• 27/07/2024

Where Should Your Clients Invest in 2015?

“In economics and finance, arbitrage is the practice of taking advantage of a price difference between two or more markets” – Wikipedia

2014 has been a strong year for the property market and we have entered 2015 with some substantial momentum.  According to RP Data dwelling values are 8.5 per cent higher compared with a year ago across the combined capitals.

While most experts believe 2015 will be a healthy year, it is hard to see it being as good as in 2014 – particularly in the locations that have performed so well lately.

So, what do you advise your clients to do to compound the profits they have made?

One option is to free-up equity built in property markets that have enjoyed growth and to use this equity to invest in locations due to enjoy growth – in other words seek an arbitrage opportunity.
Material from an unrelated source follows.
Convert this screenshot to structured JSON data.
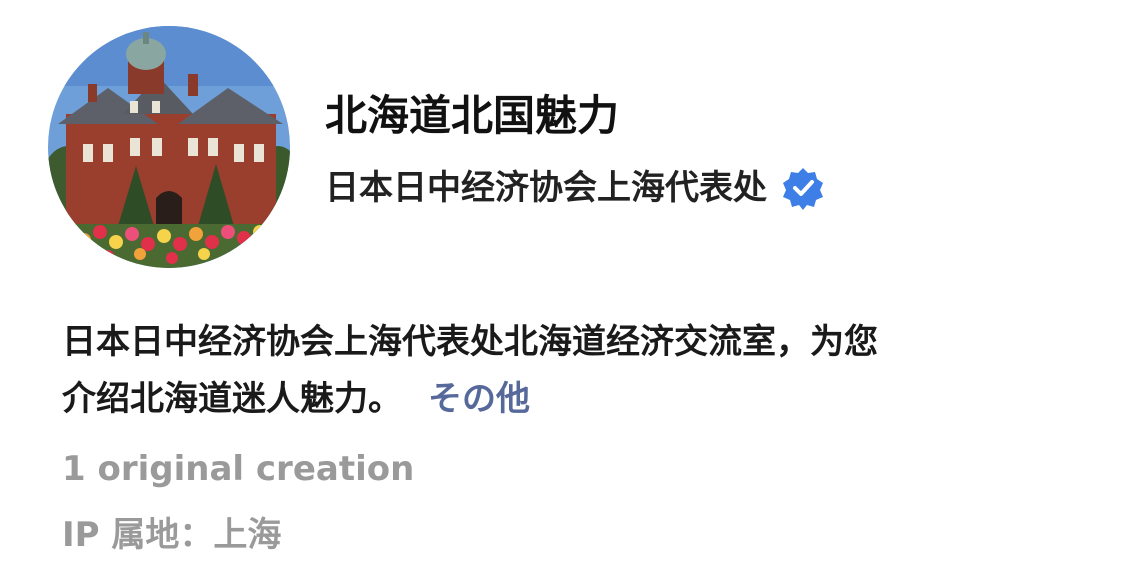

If your client has a property in Darwin, Perth, Sydney or Melbourne they may ask you to increase their loan so that they can withdraw some cash to be used as a deposit for another investment property.

RP Data recently identified Brisbane, Adelaide and Hobart as the markets where there has been some acceleration in the rate of capital gain over the past year.  These are likely to be the cities to watch for a stronger performance over the coming year – where your clients may enjoy making the most of the profits they have already realised interstate.

Let’s take Hobart for example.  The median listing price for a house is $460,000.  If your client increases their loan on, say, a Sydney property by as little $40,000, they will have enough cash for their five per cent deposit plus costs.  And with rental yield around five per cent and interest rates around 4.75 per cent, such an investment should not cost your client a bean.

But it gets better, there are now eight economists predicting a double drop in interest rates in 2015.  If interest rates are, say, 4.25 per cent and rental yields remain at five per cent, your clients will be happy as Larry.

Of course, the information in this article is general in nature.  It does not take into account client objectives, financial situation or needsand should not be seen as advice – that’s your job.